Les Échos : Peut-on dire qu’ayant été affecté par l’asphyxie à la naissance, un enfant risque de voir son espérance de vie en pâtir ?

Dr. Koné : Je n’ai pas connaissance d’études spécifiques par rapport à l’espérance de vie sur ce sujet précis. Nous n’avons pas de suivi de ces enfants à long terme. Nous parvenons à les récupérer, à les soigner. Après leur sortie d’hospitalisation, nous ne continuons pas de les suivre à long terme.   Or, c’est ce qui aurait pu nous permettre de connaître leur espérance de vie et les autres conséquences liées à leur état. Généralement, ce sont des enfants qui ont de grosses difficultés de santé tout le temps. Ils souffrent de beaucoup de maladies telles que les problèmes respiratoires pendant leur adolescence jusqu’à l’âge adulte.

Les Échos : Quel est votre mot de la fin ?

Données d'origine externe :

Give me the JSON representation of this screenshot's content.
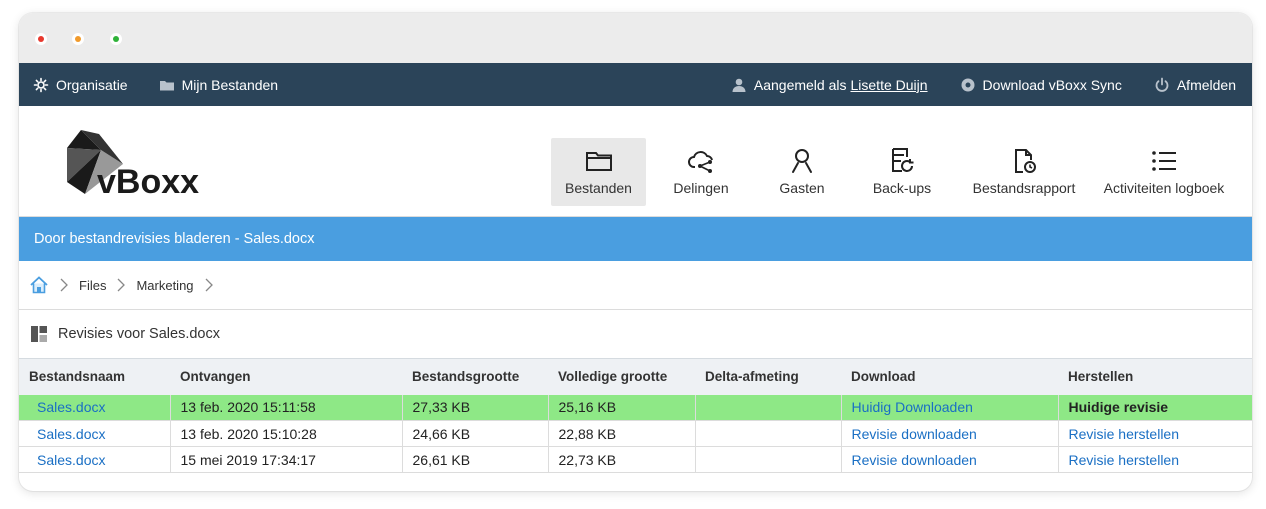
{
  "topnav": {
    "organisatie": "Organisatie",
    "mijn_bestanden": "Mijn Bestanden",
    "aangemeld_prefix": "Aangemeld als",
    "user_name": "Lisette Duijn",
    "download_sync": "Download vBoxx Sync",
    "afmelden": "Afmelden"
  },
  "logo": {
    "text": "vBoxx"
  },
  "tabs": [
    {
      "label": "Bestanden",
      "icon": "folder-icon",
      "active": true
    },
    {
      "label": "Delingen",
      "icon": "cloud-share-icon",
      "active": false
    },
    {
      "label": "Gasten",
      "icon": "user-icon",
      "active": false
    },
    {
      "label": "Back-ups",
      "icon": "backup-icon",
      "active": false
    },
    {
      "label": "Bestandsrapport",
      "icon": "file-report-icon",
      "active": false
    },
    {
      "label": "Activiteiten logboek",
      "icon": "list-icon",
      "active": false
    }
  ],
  "bluebar": {
    "title": "Door bestandrevisies bladeren - Sales.docx"
  },
  "breadcrumb": {
    "items": [
      "Files",
      "Marketing"
    ]
  },
  "section": {
    "title": "Revisies voor Sales.docx"
  },
  "table": {
    "headers": [
      "Bestandsnaam",
      "Ontvangen",
      "Bestandsgrootte",
      "Volledige grootte",
      "Delta-afmeting",
      "Download",
      "Herstellen"
    ],
    "rows": [
      {
        "name": "Sales.docx",
        "received": "13 feb. 2020 15:11:58",
        "size": "27,33 KB",
        "full": "25,16 KB",
        "delta": "",
        "download": "Huidig Downloaden",
        "restore": "Huidige revisie"
      },
      {
        "name": "Sales.docx",
        "received": "13 feb. 2020 15:10:28",
        "size": "24,66 KB",
        "full": "22,88 KB",
        "delta": "",
        "download": "Revisie downloaden",
        "restore": "Revisie herstellen"
      },
      {
        "name": "Sales.docx",
        "received": "15 mei 2019 17:34:17",
        "size": "26,61 KB",
        "full": "22,73 KB",
        "delta": "",
        "download": "Revisie downloaden",
        "restore": "Revisie herstellen"
      }
    ]
  },
  "colors": {
    "topnav_bg": "#2b4459",
    "bluebar_bg": "#4a9ee0",
    "current_row": "#8ee886",
    "link": "#1a6fc4"
  }
}
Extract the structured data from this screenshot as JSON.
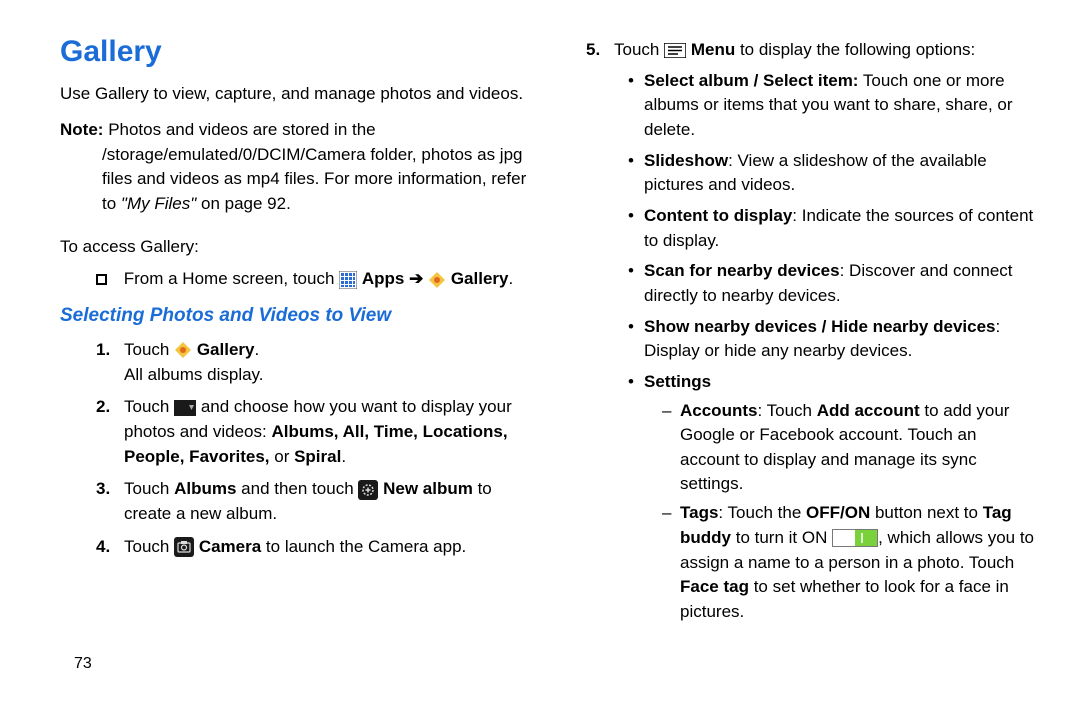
{
  "pageNumber": "73",
  "title": "Gallery",
  "intro": "Use Gallery to view, capture, and manage photos and videos.",
  "note": {
    "label": "Note:",
    "textA": "Photos and videos are stored in the /storage/emulated/0/DCIM/Camera folder, photos as jpg files and videos as mp4 files. For more information, refer to ",
    "ref": "\"My Files\"",
    "textB": " on page 92."
  },
  "accessHeader": "To access Gallery:",
  "fromLine": {
    "pre": "From a Home screen, touch ",
    "apps": "Apps",
    "arrow": " ➔ ",
    "gallery": "Gallery",
    "end": "."
  },
  "subhead": "Selecting Photos and Videos to View",
  "steps": {
    "s1": {
      "num": "1.",
      "a": "Touch ",
      "b": "Gallery",
      "c": ".",
      "line2": "All albums display."
    },
    "s2": {
      "num": "2.",
      "a": "Touch ",
      "b": " and choose how you want to display your photos and videos: ",
      "opts": "Albums, All, Time, Locations, People, Favorites, ",
      "or": "or ",
      "last": "Spiral",
      "end": "."
    },
    "s3": {
      "num": "3.",
      "a": "Touch ",
      "alb": "Albums",
      "b": " and then touch ",
      "na": "New album",
      "c": " to create a new album."
    },
    "s4": {
      "num": "4.",
      "a": "Touch ",
      "cam": "Camera",
      "b": " to launch the Camera app."
    },
    "s5": {
      "num": "5.",
      "a": "Touch ",
      "menu": "Menu",
      "b": " to display the following options:"
    }
  },
  "menuOpts": {
    "o1": {
      "t": "Select album / Select item:",
      "d": " Touch one or more albums or items that you want to share, share, or delete."
    },
    "o2": {
      "t": "Slideshow",
      "d": ": View a slideshow of the available pictures and videos."
    },
    "o3": {
      "t": "Content to display",
      "d": ": Indicate the sources of content to display."
    },
    "o4": {
      "t": "Scan for nearby devices",
      "d": ": Discover and connect directly to nearby devices."
    },
    "o5": {
      "t": "Show nearby devices / Hide nearby devices",
      "d": ": Display or hide any nearby devices."
    },
    "settingsLabel": "Settings",
    "accounts": {
      "t": "Accounts",
      "a": ": Touch ",
      "b": "Add account",
      "c": " to add your Google or Facebook account. Touch an account to display and manage its sync settings."
    },
    "tags": {
      "t": "Tags",
      "a": ": Touch the ",
      "b": "OFF/ON",
      "c": " button next to ",
      "d": "Tag buddy",
      "e": " to turn it ON ",
      "f": ", which allows you to assign a name to a person in a photo. Touch ",
      "g": "Face tag",
      "h": " to set whether to look for a face in pictures."
    }
  }
}
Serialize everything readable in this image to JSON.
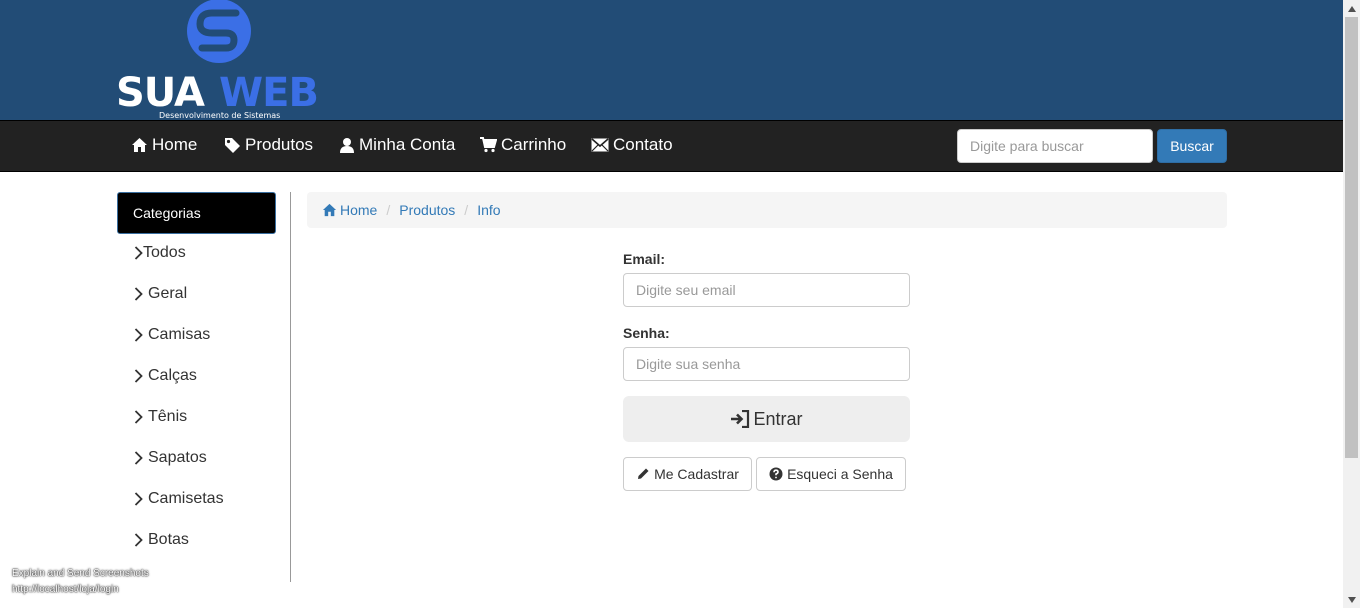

Dr. Koné : Il est très important d’investir dans la santé des nouveau-nés. On parle beaucoup de la réduction de la mortalité infantile. Mais, jusque-là, les moyens financiers ne suivent pas les politiques tracées.  Les politiques décident mais les moyens ne suivent pas. Au Mali, nous commençons à avoir plusieurs spécialistes dans le domaine de na néonatologie, ce qui réjouissant. Mais comprenons ceci : le spécialiste ne peut rien faire sans moyens. Nous avons besoin d’accompagnement financier et technique pour pouvoir assurer de manière adéquate le traitement de ces enfants. Ce qui permettra à coup sûr la réduction de la mortalité infantile.